Proteste in Armenien gehen heftig weiter

■ Militärpräsenz in Armenien verstärkt / Gorbatschow äußert sich erstmals öffentlich und ruft zur Besonnenheit auf

Moskau (dpa/afp) - Die seit acht Tagen andauernden Demonstrationen in der Sowjetrepublik Armenien wachsen sich immer mehr zu einem Testfall für den Spielraum von „Glasnost“ aus. Die Armenier verlangen einen Anschluß der Region Nagorno–Karabach, die mehrheitlich von Armenier bewohnt wird, und wo es in der Vergangenheit mehrfach Spannungen mit Aserbeidjanern gegeben hat. Wie ernst die Proteste in Moskau genommen werden, zeigt die Entsendung von vier ranghohen Parteimitgliedern in die Region. Die Proteste in der armenischen Hauptstadt Eriwan haben sich am Freitag anscheinend unvermindert heftig fortgesetzt. Nach Angaben des armenischen Nationalistenführers Airikian versammelten sich gestern in Eriwan 20.0000Menschen.

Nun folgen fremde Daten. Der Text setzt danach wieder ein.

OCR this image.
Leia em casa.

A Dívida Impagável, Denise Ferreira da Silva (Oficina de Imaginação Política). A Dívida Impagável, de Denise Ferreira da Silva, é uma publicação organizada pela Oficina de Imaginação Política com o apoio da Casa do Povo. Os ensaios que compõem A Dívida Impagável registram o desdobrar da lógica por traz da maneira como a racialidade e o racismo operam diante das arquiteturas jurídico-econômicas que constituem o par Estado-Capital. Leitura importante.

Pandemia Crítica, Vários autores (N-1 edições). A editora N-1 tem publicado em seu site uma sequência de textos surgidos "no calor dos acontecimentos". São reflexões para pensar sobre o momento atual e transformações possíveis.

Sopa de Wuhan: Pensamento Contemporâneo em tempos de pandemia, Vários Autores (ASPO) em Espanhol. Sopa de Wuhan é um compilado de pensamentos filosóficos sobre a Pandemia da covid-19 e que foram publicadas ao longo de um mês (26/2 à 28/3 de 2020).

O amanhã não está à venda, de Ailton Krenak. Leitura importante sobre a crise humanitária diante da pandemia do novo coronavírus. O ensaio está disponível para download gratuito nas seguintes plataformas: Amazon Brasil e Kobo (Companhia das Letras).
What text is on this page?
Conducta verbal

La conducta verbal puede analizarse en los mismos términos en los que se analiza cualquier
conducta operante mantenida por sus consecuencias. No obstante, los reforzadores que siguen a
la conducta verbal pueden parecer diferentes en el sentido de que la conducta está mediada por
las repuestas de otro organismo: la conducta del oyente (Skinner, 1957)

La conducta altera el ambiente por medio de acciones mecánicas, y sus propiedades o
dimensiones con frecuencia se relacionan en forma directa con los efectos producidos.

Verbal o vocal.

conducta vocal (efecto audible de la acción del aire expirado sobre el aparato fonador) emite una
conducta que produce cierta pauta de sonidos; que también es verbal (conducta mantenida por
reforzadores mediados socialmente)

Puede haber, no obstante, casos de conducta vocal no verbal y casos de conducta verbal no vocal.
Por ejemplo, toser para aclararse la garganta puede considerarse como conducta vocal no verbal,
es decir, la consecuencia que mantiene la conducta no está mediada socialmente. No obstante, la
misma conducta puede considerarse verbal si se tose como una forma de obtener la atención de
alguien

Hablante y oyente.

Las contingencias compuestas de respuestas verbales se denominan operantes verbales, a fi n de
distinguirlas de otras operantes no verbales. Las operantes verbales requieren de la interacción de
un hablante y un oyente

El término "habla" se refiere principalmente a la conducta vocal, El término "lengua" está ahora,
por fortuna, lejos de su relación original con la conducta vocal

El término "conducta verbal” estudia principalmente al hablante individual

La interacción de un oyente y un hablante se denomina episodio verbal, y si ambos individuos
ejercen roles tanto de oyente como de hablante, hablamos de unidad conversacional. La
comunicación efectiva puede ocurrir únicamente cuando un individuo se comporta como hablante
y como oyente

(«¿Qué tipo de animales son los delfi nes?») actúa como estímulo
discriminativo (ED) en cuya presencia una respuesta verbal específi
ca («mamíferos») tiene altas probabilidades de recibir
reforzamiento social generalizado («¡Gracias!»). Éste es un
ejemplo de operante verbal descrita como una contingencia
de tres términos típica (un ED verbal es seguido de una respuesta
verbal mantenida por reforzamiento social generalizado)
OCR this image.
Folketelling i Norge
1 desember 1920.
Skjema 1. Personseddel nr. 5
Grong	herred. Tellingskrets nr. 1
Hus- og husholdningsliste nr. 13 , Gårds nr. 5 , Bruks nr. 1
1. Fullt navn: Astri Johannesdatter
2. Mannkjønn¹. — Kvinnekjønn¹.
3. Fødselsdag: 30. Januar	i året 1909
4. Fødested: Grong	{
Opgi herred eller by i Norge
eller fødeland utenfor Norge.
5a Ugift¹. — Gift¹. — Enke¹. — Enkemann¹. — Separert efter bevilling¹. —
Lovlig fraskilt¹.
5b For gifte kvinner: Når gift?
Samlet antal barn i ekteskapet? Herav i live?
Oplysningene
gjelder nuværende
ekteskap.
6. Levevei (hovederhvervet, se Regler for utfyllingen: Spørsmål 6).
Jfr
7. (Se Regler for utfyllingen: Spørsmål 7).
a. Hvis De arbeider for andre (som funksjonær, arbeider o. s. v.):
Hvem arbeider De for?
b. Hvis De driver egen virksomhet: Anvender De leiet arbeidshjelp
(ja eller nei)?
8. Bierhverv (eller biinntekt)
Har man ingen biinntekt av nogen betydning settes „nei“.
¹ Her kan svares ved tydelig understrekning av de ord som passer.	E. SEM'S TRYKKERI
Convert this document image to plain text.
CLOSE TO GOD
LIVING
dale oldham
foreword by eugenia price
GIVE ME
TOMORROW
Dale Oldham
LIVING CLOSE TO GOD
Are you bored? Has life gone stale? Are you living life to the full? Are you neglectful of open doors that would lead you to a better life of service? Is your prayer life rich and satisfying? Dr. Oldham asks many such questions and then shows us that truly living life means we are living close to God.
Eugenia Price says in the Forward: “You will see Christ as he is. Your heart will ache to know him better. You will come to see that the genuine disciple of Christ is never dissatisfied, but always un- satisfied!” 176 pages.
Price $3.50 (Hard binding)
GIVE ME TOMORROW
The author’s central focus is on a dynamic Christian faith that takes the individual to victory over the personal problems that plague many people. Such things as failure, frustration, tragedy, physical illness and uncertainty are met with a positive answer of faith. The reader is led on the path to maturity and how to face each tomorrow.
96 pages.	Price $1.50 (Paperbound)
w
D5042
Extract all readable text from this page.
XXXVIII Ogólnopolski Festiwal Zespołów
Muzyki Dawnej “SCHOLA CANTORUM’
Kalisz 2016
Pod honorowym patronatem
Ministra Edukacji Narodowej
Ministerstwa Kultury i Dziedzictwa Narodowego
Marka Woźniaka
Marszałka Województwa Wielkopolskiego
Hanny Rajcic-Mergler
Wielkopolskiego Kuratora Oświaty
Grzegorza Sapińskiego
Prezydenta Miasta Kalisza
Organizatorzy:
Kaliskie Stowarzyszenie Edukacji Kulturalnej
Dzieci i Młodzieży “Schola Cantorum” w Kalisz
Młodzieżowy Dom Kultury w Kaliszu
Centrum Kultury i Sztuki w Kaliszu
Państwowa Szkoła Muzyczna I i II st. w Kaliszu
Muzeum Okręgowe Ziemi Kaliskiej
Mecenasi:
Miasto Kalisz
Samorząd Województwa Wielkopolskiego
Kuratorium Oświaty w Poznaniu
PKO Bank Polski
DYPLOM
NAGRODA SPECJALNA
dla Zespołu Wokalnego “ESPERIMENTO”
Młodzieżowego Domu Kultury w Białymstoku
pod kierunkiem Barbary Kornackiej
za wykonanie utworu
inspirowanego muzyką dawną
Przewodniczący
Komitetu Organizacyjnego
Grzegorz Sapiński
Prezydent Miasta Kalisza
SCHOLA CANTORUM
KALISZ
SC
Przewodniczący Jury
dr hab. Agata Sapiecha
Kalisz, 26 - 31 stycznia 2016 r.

Ein Augenzeuge berichtete telefonisch, daß das Zentrum der Stadt durch Menschenmassen verstopft sei, Versuche der Polizei, sie zu zerstreuen, seien ergebnislos geblieben. „Die Menschen sind ruhig, gut organisiert und verhalten sich friedlich, es gab weder Ausschreitungen noch Zusammenstöße“, versucht Eduard Aikazyan, Chef der armenischen Vertretung in Moskau, den Gerüchten über Zusammenstöße entgegenzuwirken. Während sich die aus Armenien bestehende Miliz offensichtlich zurückhält oder mit den Protesten sympathisiert, wurde das Militärin der Region verstärkt. „Es ist eine schwierige Situation, und die unterschiedlichsten Meinungen werden geäußert, doch niemand will sie davon abhalten“, sagte Aikazyan. Anzeichen sprechen dafür, daß die Demonstranten Rückhalt unter der politischen Führung Armeniens genießen. Beobachter halten das allerdings für reinen Opportunismus, weil die Parteispitze Armeniens, die in jüngster Zeit als korrupt, faul und inkompetent angegriffen worden ist, durch Unterstützung der Proteste wenig zu verlieren hat. In einer Ansprache, die vom armenischen Fernsehen und Rundfunk übertragen wurde, hat Gorbatschow gestern erstmals öffentlich zu den Protesten Stellung genommen. Er sprach sich für ein „vernünftiges Herangehen“ an die Frage der Revision der Grenze zur Nachbarrepublik Aserbeidjan aus. Nach Aussagen einer Sprecherin der Gesellschaft für bedrohte Völker befürchten die Armenier bei einer Niederlage eine Zunahme der Repressionen Aserbeidjans gegen die armenische Bevölkerung in Nagorno–Karabach. In den vergangenen Tagen gab es bereits Gerüchte über Kämpfe zwischen Armeniern und Aserbeidjanern, bei denen eine nicht bekannte Zahl von Menschen getötet worden sein soll.